A deep learning process anomaly detection approach with representative latent features for low discriminative and insufficient abnormal data

Abstract

Anomaly detection in industrial processes is vital for yield improvement and cost reduction. With the development of sensor system and information technology, industrial big data provide opportunities to detect the abnormalities of processes and raise alarms by using operating parameters. However, the slight deviations in operating parameters and the insufficient abnormal data may hinder the effectiveness of existing anomaly detection models. To cope with the above problems, a more effective process anomaly detection framework combining shallow feature fusion learning with unsupervised deep learning is constructed. Specifically, the extracted statistical features that can reflect the slight deviations of operating parameters and the original measured features are firstly concatenated to enrich the available information. Then, a combined feature selection method of SMOTE & Tomek Links and random forest is developed to further discover the abstract features closely relevant to the quality characteristics of finished products with imbalanced data.
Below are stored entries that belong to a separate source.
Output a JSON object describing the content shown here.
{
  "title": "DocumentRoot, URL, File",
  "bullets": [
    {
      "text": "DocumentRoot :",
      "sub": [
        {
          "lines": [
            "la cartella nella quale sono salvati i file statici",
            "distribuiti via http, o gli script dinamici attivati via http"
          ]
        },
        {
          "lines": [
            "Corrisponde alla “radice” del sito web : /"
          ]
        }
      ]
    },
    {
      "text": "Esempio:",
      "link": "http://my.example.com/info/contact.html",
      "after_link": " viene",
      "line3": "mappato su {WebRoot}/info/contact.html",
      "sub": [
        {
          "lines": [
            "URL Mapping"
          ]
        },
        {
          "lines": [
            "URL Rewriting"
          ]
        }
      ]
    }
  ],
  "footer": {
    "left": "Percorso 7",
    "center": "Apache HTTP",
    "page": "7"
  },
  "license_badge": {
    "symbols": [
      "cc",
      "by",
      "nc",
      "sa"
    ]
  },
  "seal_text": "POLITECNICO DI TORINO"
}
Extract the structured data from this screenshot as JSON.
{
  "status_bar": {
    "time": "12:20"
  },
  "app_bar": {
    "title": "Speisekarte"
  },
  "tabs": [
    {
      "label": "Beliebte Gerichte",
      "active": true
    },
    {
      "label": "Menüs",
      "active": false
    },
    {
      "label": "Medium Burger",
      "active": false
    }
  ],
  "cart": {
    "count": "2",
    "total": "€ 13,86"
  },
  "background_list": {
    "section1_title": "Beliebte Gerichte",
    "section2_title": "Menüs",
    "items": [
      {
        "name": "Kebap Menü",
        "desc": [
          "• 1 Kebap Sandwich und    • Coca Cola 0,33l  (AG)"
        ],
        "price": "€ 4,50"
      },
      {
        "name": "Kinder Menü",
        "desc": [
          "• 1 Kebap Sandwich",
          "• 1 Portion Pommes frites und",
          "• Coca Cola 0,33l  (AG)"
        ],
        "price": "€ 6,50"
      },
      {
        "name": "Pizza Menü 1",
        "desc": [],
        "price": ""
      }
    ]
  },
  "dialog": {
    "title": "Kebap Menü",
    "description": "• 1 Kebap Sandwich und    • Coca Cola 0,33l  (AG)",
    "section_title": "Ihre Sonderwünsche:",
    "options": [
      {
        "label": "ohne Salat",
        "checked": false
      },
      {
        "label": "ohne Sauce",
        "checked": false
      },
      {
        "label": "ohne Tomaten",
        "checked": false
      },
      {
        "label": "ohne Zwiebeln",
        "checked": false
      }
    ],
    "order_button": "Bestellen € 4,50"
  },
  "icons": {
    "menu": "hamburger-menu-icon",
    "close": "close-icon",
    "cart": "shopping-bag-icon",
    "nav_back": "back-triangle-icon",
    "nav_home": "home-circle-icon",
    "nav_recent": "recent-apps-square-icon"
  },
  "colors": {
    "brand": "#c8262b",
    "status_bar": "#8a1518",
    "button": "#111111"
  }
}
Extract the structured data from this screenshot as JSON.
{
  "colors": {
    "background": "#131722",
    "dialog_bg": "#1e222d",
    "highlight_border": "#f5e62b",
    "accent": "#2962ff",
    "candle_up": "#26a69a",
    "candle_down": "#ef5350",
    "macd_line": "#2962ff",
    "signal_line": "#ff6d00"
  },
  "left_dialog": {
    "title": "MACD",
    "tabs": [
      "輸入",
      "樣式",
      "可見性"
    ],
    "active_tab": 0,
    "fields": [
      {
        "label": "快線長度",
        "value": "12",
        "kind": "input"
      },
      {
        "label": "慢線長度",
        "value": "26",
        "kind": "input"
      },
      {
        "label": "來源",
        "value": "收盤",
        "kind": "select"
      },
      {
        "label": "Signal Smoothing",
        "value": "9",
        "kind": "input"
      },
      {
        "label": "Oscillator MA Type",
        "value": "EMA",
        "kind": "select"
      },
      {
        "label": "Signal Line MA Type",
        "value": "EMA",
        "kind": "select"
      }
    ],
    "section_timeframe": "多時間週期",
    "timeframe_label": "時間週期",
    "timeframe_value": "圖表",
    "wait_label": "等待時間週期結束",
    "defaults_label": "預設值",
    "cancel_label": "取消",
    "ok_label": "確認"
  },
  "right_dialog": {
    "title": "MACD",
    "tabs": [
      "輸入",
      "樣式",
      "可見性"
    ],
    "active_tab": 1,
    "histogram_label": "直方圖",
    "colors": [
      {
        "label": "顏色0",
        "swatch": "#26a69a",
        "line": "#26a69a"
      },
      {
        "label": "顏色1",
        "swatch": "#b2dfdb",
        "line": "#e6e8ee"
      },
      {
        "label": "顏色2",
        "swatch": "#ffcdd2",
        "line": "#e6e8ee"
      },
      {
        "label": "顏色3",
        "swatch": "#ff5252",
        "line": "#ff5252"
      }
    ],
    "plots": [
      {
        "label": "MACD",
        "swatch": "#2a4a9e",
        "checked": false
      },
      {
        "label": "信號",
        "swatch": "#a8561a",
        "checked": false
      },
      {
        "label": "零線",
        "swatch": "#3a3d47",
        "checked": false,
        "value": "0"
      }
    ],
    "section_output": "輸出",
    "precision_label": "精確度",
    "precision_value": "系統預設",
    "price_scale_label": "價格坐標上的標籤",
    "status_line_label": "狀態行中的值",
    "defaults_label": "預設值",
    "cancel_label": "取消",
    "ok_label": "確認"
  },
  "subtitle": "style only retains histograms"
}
After that, an unsupervised anomaly detection method is developed, where only normal process data are available for training the stacked denoising autoencoder. The utilized autoencoder can alleviate the effect of imbalanced data as the reconstruction error would be larger when the abnormality occurs. Lastly, the anomaly discrimination criteria, which consist of the monitoring index construction and the threshold determination, are formulated to detect the state of the production process. The experimental results demonstrate that the proposed method can detect the abnormalities effectively and achieves better performance than other state-of-art anomaly detection methods in commutator spot welding of a practical motor manufacturing process.